Women are also building power in their communities by educating, organizing, and mobilizing marginalized groups who are traditionally excluded from decision-making processes. Power–building by women tends to be less top-down and more inclusive and informative.
“Women are the educators—the ones who share the information, give workshops, even if not formal, in meetings, organizing, weaving together,” said Fernanda Hopenhaym, executive director of Poder, which promotes corporate transparency and accountability in Latin American countries.
“They’re the ones who are developing and strengthening the social fabric….[t]hey take advantage of these spaces to build.” As women become environmental defenders, community conveners, and catalysts for change, they are defying the roles prescribed for them and challenging those benefiting from and spearheading extractive projects. This is nothing short of courageous, but it is also dangerous and often comes with consequences. Allies and funders must step in and offer support. This assistance may initially look like triage.

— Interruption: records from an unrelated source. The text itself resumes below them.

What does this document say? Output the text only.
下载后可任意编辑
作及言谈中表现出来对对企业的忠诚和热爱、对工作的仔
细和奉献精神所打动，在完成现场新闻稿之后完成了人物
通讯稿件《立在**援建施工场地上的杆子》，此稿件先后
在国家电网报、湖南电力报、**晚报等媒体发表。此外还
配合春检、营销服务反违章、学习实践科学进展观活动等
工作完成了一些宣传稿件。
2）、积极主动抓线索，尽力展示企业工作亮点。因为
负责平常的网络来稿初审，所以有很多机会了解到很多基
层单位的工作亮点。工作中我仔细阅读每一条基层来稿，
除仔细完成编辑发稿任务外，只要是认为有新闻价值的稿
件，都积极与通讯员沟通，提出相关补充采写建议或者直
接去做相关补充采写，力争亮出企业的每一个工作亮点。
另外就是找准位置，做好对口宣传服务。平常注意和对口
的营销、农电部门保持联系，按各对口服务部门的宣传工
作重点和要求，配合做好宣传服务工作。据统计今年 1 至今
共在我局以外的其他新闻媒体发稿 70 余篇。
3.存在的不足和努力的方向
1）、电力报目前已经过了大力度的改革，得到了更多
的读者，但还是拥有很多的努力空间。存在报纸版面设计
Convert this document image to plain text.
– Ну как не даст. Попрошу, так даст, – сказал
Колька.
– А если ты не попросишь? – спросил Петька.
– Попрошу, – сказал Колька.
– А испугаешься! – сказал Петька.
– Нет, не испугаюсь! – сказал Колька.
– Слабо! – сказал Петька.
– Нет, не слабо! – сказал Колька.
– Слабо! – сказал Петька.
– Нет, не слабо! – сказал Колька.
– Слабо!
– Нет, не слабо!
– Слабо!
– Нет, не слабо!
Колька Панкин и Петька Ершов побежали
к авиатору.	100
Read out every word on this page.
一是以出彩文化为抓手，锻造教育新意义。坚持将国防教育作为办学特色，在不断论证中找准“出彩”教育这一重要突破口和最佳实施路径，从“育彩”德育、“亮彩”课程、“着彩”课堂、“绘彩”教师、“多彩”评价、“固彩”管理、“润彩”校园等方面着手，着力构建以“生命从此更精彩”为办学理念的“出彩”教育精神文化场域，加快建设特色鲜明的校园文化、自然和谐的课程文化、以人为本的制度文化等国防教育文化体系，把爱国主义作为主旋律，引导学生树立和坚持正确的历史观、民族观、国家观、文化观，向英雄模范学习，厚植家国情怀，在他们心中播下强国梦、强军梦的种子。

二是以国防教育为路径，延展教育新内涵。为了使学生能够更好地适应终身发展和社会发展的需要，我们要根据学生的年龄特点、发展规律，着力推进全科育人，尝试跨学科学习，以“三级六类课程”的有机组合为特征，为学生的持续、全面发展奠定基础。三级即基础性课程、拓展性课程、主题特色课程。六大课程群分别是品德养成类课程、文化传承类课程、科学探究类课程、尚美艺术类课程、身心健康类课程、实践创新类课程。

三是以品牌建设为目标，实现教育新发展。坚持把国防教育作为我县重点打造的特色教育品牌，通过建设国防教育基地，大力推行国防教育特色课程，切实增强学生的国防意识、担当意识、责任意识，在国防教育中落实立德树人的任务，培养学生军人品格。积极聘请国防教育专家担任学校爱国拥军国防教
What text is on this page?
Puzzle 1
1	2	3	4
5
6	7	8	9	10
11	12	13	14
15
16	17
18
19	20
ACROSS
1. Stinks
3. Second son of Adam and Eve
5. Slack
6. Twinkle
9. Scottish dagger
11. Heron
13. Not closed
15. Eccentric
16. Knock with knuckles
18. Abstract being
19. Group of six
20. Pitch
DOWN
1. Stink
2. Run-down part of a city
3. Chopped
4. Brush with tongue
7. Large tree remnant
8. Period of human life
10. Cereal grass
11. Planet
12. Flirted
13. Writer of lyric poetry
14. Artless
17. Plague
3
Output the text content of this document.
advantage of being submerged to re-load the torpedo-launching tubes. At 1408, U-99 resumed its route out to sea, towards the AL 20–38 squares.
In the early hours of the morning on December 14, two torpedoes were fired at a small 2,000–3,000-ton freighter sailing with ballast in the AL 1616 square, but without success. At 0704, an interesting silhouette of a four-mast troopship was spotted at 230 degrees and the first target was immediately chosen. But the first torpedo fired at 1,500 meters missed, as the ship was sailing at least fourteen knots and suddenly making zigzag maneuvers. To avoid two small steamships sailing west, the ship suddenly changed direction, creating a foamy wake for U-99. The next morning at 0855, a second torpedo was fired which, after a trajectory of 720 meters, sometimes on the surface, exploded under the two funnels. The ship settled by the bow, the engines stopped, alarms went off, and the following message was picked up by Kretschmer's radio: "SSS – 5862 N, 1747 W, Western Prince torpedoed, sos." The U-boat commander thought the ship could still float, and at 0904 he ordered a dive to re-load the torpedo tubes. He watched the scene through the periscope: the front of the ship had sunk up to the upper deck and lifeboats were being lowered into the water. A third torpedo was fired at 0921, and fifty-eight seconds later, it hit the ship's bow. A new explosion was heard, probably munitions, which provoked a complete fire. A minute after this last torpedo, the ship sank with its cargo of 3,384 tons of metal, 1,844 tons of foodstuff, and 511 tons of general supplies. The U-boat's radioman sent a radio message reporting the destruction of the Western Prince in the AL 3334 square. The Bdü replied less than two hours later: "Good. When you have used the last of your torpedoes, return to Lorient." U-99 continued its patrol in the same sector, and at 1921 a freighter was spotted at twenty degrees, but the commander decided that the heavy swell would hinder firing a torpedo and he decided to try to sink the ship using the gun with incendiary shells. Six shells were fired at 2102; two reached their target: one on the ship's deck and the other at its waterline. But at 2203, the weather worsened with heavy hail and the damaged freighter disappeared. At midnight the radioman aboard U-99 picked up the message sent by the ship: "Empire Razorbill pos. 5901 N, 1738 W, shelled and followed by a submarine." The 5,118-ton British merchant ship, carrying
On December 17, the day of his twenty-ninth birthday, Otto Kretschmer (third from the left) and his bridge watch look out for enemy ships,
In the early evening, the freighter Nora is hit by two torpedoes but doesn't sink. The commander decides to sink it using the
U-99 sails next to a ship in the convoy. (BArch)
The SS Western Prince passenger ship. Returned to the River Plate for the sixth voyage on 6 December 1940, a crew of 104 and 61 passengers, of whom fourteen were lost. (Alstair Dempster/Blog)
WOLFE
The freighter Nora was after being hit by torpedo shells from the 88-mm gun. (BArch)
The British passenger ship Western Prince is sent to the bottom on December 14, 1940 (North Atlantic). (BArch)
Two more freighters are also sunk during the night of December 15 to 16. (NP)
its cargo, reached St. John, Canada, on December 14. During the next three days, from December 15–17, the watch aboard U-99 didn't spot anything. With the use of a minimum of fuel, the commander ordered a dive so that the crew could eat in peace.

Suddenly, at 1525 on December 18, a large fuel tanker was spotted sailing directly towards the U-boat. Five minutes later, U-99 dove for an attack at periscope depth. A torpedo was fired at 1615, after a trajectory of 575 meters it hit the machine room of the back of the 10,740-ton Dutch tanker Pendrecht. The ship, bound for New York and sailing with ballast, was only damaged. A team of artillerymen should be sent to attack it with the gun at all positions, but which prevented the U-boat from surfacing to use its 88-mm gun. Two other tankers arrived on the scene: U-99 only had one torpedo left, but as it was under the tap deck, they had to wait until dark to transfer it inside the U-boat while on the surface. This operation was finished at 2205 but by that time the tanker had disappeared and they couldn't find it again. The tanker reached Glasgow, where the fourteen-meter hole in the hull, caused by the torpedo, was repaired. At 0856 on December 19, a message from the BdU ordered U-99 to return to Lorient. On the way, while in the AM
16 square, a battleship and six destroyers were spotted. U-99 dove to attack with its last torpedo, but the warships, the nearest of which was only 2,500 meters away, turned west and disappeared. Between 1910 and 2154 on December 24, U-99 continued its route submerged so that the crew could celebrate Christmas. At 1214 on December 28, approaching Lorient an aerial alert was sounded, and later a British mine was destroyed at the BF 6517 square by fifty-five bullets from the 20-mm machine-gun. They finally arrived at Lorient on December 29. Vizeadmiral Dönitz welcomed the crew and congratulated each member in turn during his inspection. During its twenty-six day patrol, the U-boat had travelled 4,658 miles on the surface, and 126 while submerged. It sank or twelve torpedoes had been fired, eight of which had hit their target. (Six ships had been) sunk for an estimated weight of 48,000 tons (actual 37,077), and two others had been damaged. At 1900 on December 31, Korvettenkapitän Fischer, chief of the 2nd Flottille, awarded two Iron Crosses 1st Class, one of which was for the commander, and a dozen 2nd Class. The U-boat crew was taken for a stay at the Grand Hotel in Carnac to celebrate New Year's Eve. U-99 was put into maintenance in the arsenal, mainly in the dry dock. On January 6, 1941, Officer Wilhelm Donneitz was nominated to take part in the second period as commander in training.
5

“When we started thinking about solutions for women in Zimbabwe, we realized that we needed counselors to help them address their trauma—not just as individuals, but also collectively,” said Shamuyarira. “They needed to know that they didn’t do anything wrong. That they were the ones who were violated. And then, as we provided trauma support, we realized that wasn’t sufficient. Women needed practical solutions so they could feed their families and safe spaces so they could build their livelihoods.”
“Building Power” reiterates these ideas, emphasizing that women who have experienced and survived gendered violence also possess the most important information about how to keep themselves safe. Their systems of collective care have transformed how women receive support, removing the onus from individuals and placing it within a community. The report urges funders to be proactive and support a broad range of complementary strategies that are impactful and create space for economic models that move beyond extractivism. This means working with affected women to bolster prevention efforts, stopping violence before it occurs, and considering ambitious proposals that reimagine societies free from destructive economic models. It is possible to facilitate real development—to create women-led, collaborative, autonomous communities that build power for all.